Already entries are streaming in from across the country, with video entries available to view at NextWeightliftingStar.com.

The competition, however, is unlike anything offered before by USA Weightlifting and raises a few questions.  I caught up with Suzy Sanchez, USA Weightlifting’s Director of Development Programs, for more information on the competition:

Q: Why did you decide to hold this competition?

We wanted to create an opportunity for high schools and high school athletes to get involved with USA Weightlifting in another fashion other than through a competition or weightlifting club.  Most athletes fall into weightlifting and thier first experience is usually at a competition in front of a ton of people and that can be off putting for some kids. This is a way for them to join the community without the intimidation factor.  It also gives high schools a chance to win new equipment, which is thier incentive to encourage their kids to participate. Lastly, it’s another way for us to recruit new talent that may not have been exposed to weightlifting previously.

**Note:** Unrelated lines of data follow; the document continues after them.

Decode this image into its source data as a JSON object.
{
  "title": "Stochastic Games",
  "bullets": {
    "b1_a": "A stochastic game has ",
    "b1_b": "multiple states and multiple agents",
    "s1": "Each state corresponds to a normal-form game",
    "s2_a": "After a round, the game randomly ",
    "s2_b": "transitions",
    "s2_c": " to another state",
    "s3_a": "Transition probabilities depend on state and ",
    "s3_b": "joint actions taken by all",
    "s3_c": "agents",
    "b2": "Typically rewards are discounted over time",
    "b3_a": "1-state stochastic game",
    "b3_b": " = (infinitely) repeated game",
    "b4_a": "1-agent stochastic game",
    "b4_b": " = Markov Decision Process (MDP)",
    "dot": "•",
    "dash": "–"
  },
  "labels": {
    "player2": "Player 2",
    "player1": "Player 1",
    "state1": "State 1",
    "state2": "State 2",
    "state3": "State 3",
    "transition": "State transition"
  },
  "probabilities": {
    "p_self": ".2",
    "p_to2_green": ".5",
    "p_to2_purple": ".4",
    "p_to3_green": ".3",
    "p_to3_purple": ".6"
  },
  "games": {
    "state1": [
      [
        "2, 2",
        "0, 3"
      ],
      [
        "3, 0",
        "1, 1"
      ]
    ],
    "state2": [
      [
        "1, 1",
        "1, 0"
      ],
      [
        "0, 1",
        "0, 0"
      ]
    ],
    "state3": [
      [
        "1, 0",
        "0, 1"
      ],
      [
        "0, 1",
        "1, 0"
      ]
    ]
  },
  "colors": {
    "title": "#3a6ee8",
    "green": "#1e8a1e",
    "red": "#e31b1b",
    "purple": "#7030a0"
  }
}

Q: Two of the lifts in the competition are powerlifting movements—bench press and back squat. High schools with strong power lifting programs likely will compete for this prize.  The prizes—a barbell set and weights—may be used to grow a powerlifting program instead of an Olympic weightlifting program.  Why did you choose these lifts? 

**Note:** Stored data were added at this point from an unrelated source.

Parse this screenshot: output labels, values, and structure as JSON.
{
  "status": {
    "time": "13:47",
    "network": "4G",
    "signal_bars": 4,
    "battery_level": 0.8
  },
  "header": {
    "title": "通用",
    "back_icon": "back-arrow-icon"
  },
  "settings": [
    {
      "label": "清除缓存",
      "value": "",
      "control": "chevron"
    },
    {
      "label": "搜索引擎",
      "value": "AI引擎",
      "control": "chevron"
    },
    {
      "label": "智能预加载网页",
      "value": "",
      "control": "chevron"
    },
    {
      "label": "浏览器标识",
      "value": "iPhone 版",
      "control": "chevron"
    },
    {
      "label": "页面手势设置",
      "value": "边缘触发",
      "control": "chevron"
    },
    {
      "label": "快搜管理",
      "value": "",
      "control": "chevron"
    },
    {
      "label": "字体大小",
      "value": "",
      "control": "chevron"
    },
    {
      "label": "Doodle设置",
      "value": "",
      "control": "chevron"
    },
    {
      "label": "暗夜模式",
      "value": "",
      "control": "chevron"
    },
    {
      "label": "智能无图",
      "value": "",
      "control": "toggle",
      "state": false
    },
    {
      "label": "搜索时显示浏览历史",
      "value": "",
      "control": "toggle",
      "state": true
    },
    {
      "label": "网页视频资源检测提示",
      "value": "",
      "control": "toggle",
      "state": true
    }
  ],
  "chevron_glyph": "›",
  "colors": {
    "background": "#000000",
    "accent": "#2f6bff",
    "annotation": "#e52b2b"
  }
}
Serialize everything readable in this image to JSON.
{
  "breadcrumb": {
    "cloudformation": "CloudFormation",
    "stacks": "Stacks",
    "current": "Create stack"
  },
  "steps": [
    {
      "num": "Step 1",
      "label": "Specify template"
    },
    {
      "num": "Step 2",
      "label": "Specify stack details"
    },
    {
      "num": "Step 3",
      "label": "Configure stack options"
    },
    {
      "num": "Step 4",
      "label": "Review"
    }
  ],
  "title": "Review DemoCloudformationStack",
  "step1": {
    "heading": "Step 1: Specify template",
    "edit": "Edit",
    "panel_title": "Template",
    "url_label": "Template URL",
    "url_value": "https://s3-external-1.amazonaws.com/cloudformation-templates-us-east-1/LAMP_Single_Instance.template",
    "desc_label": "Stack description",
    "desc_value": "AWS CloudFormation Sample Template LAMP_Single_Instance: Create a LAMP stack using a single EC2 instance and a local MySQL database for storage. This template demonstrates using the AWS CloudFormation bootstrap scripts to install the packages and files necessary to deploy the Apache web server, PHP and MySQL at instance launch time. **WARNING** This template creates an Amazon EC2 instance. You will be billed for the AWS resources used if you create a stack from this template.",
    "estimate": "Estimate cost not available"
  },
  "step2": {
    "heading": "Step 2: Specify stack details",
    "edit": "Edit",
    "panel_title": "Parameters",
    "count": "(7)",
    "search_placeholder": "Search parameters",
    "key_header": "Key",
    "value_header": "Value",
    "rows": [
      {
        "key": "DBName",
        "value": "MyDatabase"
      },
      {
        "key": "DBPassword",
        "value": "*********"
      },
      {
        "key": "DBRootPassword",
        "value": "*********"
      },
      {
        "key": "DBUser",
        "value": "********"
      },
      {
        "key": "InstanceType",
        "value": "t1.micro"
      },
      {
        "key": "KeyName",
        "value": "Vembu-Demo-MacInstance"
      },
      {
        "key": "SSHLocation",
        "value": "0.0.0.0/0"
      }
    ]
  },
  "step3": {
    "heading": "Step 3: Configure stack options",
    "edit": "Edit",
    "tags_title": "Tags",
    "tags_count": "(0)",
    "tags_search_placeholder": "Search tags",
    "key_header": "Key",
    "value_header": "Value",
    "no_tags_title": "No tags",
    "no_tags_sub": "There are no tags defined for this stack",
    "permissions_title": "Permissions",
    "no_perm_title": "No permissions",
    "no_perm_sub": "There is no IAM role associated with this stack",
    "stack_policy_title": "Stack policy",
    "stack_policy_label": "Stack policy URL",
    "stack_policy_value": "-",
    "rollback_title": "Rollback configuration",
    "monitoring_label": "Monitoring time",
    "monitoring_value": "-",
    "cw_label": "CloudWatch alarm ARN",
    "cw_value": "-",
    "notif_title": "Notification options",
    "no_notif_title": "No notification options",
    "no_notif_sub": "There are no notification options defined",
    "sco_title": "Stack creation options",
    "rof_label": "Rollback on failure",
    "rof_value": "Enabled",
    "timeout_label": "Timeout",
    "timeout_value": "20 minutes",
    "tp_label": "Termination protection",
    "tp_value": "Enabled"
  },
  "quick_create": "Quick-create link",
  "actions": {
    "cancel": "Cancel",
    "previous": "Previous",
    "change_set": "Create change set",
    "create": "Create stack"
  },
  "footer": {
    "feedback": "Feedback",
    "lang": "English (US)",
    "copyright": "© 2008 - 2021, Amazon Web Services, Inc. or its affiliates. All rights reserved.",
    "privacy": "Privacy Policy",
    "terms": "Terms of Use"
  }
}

These lifts were chosen through a survey we did with the National Federation of High Schools (NFHS). Coaches were surveyed and asked what lifts they used most frequently in the weight room and the three lifts selected came from those results.

Though there are states with powerlifting programs in high schools, there are also states that offer mixed weightlifting/powerlifting programs as well like Kansas and Florida.  In addition, there are states that offer just weightlifting like MN, ND, AZ, and CO. At the end of the day the people that partcipate will have done so through USA weightlifting, and that helps us grow.  If it only affects a few people, that’s a few more than we had before! 

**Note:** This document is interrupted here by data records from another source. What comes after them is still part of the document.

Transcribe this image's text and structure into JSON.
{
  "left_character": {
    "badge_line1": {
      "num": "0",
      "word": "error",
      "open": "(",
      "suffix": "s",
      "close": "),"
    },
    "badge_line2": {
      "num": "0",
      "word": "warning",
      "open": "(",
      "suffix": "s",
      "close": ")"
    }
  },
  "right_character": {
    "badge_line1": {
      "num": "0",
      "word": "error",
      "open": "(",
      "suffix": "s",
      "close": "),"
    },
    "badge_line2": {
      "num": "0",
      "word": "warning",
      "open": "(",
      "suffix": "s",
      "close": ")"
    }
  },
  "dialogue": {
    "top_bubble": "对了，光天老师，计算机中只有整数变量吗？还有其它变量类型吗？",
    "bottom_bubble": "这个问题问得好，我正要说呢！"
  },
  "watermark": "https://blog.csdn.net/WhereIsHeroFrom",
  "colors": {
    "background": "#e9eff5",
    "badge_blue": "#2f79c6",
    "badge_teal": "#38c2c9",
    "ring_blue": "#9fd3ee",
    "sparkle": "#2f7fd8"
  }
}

Q: The power clean and squat are both components of the Olympic lifts.  However, the bench press has little transfer to the Olympic lifts.  Why is it tested in the competition?

This is one of the most common lifts that high school athletes use in the weight room.  Plus, it was one of the lifts mentioned in the survey we performed with the NFHS.

Q: The criteria for winning as a school is very interesting.  Basically, the schools with the biggest participation will win the contest, not necessarily the schools with the strongest individual lifters.  Why did you set up the competition this way?

We want schools to enter as many athletes as possible.  The bigger the athlete pool, the greater chance we have of finding potential new talent.

Q: Should high school athletes who are athletic but have little barbell experience attempt this competition?

The lifts that were selected are not as technical as pure weightlifting movements, so I believe that athletes who have little barbell experience shouldn’t have a problem participating.  However, if an athlete is unsure of how to execute the required lifts, I suggest they recah out to one of our coaches through USA Weightlifting’s coaches directory.

Or they can check out one of our clubs on April 14th for Try Weightlifting Day to get help.

Q: What do you hope to achieve with the competition?

We hope to achieve more exposure for weightlifting in high schools, new talent recruitment, and member engagement and outreach within local communities.

If you haven’t already entered the competition, do it!  Talk your friends into participating, too.  The more kids in your school who participate, the more greater chance your school will have of winning.

The competition runs March 14-April 16 at NextWeightliftingStar.com.